Thank God for the friend who lent me the "Stardust" movie. Were it not for that charming movie, I would never have bought "Stardust" the book.

Thank God for the friend who said, "Hey, Neil Gaiman is doing a booksigning downtown. Wanna come?" Were it not for her, I would never have had this wee little book in my hands.

Ah, this little book! After hundreds of words blathering on about all the crappy books I've read and my mid-life reading crisis, we can finally get to the meat of this: my review of "The Ocean at the End of the Lane".

This book is like every Gaiman book I've had the pleasure of reading. It's charming. It's witty. It's clever, thoughtful, intelligent, beautiful, adventurous, magical, and poignant. It makes me nostalgic for my childhood. The characters stir at my heartstrings. The stories resonate within me.

Basically, it's what every author should be aiming to write - and what most authors are FAILING terribly at writing.

This is not to say this is a perfect book. I'm not so much of a fangirl that I am blind to Gaiman's faults. It's kind of horrible to think of the memories that this child/man must carry with him (if he does indeed remember - something that the final chapter hints may not be true). I don't know if it's because of the viewpoint (a child looking into an adult's world), but the magic is confusing, seemingly whatever it needs to be at the time.

OK, so maybe I can't really think of any faults right now. That's not to say they aren't there, just that when push comes to shove, I don't see them. I don't see them because the book is SO GOOD, so beautiful, so BIG that I am enveloped in it.

So maybe this isn't worth 5 stars, but I'm giving it 5 stars anyway. I enjoyed the hell out of this book. I rediscovered my love for reading.

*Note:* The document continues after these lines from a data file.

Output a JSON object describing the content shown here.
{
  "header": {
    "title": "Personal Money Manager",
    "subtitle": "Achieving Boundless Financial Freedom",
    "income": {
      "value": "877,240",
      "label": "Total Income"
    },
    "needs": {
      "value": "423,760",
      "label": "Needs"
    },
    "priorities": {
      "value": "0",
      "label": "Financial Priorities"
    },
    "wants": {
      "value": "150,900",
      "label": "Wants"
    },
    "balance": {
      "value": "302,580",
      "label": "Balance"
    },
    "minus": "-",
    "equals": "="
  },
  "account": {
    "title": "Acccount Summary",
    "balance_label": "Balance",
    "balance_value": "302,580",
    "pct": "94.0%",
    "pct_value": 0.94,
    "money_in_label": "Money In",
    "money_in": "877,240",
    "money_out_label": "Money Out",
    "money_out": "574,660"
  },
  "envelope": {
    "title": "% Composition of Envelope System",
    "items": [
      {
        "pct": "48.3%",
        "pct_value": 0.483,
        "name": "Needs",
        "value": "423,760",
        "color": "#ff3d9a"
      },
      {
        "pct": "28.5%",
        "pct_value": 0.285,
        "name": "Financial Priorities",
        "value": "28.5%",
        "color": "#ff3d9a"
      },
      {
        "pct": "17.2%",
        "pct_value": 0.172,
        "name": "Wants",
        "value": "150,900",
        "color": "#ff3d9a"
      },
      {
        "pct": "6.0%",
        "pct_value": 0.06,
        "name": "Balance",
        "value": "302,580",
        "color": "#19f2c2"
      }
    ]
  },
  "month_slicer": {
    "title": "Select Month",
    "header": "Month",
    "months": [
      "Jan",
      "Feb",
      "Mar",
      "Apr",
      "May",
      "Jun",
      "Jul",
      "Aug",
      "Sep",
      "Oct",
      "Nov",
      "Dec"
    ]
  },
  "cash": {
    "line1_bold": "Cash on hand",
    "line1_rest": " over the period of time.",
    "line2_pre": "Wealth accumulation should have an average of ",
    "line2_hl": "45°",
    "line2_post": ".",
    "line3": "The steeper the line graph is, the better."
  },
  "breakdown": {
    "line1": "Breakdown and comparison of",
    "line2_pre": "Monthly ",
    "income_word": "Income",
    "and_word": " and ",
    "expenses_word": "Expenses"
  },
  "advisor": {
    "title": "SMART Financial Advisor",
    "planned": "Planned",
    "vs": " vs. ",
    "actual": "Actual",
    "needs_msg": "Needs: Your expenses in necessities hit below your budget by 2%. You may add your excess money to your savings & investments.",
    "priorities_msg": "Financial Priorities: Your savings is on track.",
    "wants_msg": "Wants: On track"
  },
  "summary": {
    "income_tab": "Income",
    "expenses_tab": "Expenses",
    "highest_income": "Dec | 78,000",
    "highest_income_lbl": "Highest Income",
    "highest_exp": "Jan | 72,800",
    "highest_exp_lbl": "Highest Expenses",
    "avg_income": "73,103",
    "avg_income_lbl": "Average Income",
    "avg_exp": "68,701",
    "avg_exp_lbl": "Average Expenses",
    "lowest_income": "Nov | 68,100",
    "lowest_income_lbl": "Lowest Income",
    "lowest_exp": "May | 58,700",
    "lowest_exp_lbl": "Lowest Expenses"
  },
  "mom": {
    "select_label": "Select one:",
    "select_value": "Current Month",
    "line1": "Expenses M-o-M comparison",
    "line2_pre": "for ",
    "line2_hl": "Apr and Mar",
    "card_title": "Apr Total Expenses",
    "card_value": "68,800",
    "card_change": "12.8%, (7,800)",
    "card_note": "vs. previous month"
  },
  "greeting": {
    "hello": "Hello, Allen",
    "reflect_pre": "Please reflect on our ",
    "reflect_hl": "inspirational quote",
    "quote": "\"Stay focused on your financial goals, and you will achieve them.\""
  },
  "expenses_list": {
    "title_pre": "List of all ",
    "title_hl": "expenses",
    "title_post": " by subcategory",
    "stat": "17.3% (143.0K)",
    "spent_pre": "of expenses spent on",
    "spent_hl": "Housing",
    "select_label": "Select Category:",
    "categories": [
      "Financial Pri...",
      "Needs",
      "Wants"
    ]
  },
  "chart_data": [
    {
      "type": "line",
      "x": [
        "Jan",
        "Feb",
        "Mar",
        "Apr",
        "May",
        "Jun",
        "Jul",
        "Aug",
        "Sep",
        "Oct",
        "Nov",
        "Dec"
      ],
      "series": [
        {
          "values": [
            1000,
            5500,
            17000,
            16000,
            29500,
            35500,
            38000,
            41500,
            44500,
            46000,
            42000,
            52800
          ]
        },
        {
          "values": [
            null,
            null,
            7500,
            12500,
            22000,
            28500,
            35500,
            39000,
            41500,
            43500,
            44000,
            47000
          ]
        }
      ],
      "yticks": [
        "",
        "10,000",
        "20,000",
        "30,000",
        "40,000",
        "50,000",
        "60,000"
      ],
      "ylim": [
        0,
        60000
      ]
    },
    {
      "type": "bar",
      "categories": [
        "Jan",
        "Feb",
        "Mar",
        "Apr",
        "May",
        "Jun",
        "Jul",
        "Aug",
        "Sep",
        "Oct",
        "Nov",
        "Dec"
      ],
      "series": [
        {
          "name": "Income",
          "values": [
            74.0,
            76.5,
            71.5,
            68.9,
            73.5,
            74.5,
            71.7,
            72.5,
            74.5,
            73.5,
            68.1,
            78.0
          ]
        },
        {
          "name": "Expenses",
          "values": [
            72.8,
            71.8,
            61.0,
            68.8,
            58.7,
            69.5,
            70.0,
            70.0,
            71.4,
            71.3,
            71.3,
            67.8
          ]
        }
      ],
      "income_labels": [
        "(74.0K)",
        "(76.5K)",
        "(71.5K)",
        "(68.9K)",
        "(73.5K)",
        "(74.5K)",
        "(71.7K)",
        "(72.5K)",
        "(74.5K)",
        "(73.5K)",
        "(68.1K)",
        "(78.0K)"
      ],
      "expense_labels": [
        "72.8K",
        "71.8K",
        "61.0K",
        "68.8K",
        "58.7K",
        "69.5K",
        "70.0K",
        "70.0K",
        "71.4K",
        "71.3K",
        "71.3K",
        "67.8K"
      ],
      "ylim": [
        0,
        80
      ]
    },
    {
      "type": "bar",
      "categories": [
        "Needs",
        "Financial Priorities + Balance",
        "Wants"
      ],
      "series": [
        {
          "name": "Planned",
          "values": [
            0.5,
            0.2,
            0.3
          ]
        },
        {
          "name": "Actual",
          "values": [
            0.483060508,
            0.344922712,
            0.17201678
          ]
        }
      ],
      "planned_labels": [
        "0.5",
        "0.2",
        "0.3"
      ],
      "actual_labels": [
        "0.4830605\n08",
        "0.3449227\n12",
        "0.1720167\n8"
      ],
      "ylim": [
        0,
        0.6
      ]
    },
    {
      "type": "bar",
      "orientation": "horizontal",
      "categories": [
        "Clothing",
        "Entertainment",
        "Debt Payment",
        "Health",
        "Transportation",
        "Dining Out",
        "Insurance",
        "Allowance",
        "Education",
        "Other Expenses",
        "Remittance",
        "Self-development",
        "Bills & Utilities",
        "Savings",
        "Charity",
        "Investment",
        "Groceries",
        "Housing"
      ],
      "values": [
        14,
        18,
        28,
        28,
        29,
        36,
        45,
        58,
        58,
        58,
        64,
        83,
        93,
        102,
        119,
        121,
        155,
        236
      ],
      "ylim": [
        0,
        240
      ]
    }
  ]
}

And I found a new favorite author, a man who is able to create new fairytales, for young and old, without compromising characters and world-building and prose.

I'm sure this book won't be for everyone. Hell, maybe in a few years, I'll be poking holes in it like I do with lots of other books. But for now, it was just what I needed.

Neil Gaiman, I love you! You have totally restored my faith in authors being able to write interesting, beautiful stories and rekindled my love of reading. Thank you!